The under-pressure rupiah weakened yesterday and stocks fell as Indonesians reacted with disappointment to a special presidential address that contained few concrete measures to bolster a sagging currency.
President Susilo Bambang Yudhoyono late yesterday made a much-anticipated address to the nation in which it had been hoped he would reveal a date to cut fuel subsidies growing ever costlier amid soaring global oil prices.
But Yudhoyono instead delivered a vague package aimed at combatting the rupiah's plunge -- which is due largely to the state oil firm snapping up US dollars to pay for oil imports -- saying only that subsidies would be cut after October.
"It turns out that we cannot find steps which could be used to overcome the root problems of our economy," an editorial in the Kompas daily said.
An editorial titled "A Vague Government Policy" charged that there was little of substance in Yudhoyono's speech. It, as in other editorials, urged clarity and urgency in hiking fuel prices.

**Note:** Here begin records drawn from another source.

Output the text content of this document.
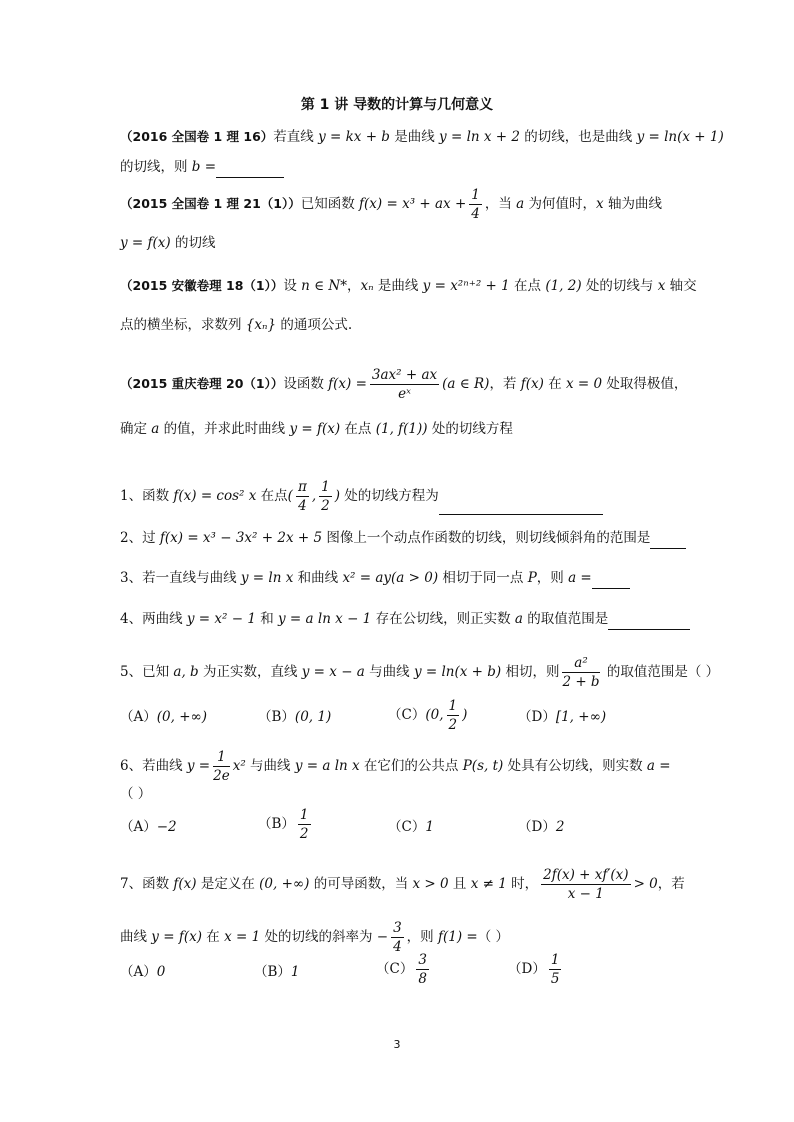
第 1 讲 导数的计算与几何意义
（2016 全国卷 1 理 16）若直线 y = kx + b 是曲线 y = ln x + 2 的切线，也是曲线 y = ln(x + 1)
的切线，则 b =
（2015 全国卷 1 理 21（1））已知函数 f(x) = x³ + ax + $\frac{1}{4}$ ，当 a 为何值时，x 轴为曲线
y = f(x) 的切线
（2015 安徽卷理 18（1））设 n ∈ N*，xₙ 是曲线 y = x²ⁿ⁺² + 1 在点 (1, 2) 处的切线与 x 轴交
点的横坐标，求数列 {xₙ} 的通项公式.
（2015 重庆卷理 20（1））设函数 $f(x) = \frac{\text{3ax² + ax}}{\text{eˣ}} (a$ ∈ R)，若 f(x) 在 x = 0 处取得极值，
确定 a 的值，并求此时曲线 y = f(x) 在点 (1, f(1)) 处的切线方程
1、函数 f(x) = cos² x 在点( $\frac{\pi}{4}$ , $\frac{1}{2}$ ) 处的切线方程为
2、过 f(x) = x³ − 3x² + 2x + 5 图像上一个动点作函数的切线，则切线倾斜角的范围是
3、若一直线与曲线 y = ln x 和曲线 x² = ay(a > 0) 相切于同一点 P，则 a =
4、两曲线 y = x² − 1 和 y = a ln x − 1 存在公切线，则正实数 a 的取值范围是
5、已知 a, b 为正实数，直线 y = x − a 与曲线 y = ln(x + b) 相切，则 $\frac{\text{a²}}{2 + b}$ 的取值范围是（ ）
（A）(0, +∞)	（B）(0, 1)	（C）(0, $\frac{1}{2}$ )	（D）[1, +∞)
6、若曲线 $y = \frac{1}{2e} x^2$ 与曲线 y = a ln x 在它们的公共点 P(s, t) 处具有公切线，则实数 a =
（ ）
（A）−2	$(B) \frac{1}{2}$	（C）1	（D）2
7、函数 f(x) 是定义在 (0, +∞) 的可导函数，当 x > 0 且 x ≠ 1 时， $\frac{2f(x) + xf'(x)}{x - 1} > 0$，若
曲线 y = f(x) 在 x = 1 处的切线的斜率为 − $\frac{3}{4}$ ，则 f(1) =（ ）
（A）0	（B）1	$(C) \frac{3}{8}$	$(D) \frac{1}{5}$
3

Mangara Tambunan from the private Center for Economics and Social Studies said that although the government was clearly in agreement with hiking fuel prices, "people want a more precise date, a more precise amount."
He also said he found it disappointing that fiscal and monetary policies were not issued in tandem to try to help the rupiah.
"The potentials for more pressure on the rupiah are great if there is not synchronization between fiscal and monetary policies," he said.
The Jakarta Stock Exchange mirrored the disappointment, opening 21.268 points or 2.02 percent lower at 1,028.822 before recovering some of the lost ground to close trading at noon 1.26 percent weaker, at 1,036.858.
The rupiah was weaker against the US dollar in early trade. At 9:35am, the rupiah was at 10,650 to 10,750 to the dollar, down sharply compared to Wednesday's close of 10,300 to 10,400.
But the currency rallied by noon to close the morning trade at 10,440 to 10,475.
The English-language Jakarta Post labelled the president's package "somewhat of an anti-climax" and said that the president should have announced a "clear-cut, definitive scheduling for the phasing out of fuel subsidies."
The rupiah hit a four-year low against the US dollar on Tuesday, triggering a plea for calm from the president, who insisted the economy was not heading for a repeat of the late 1990s financial crisis.
Analysts have repeatedly called for decisive action from Yudhoyono and that argued he should replace some members of his economic team amid increasing criticism for their handling of the rupiah's slide.
The currency has lost about 15 percent of its value this year.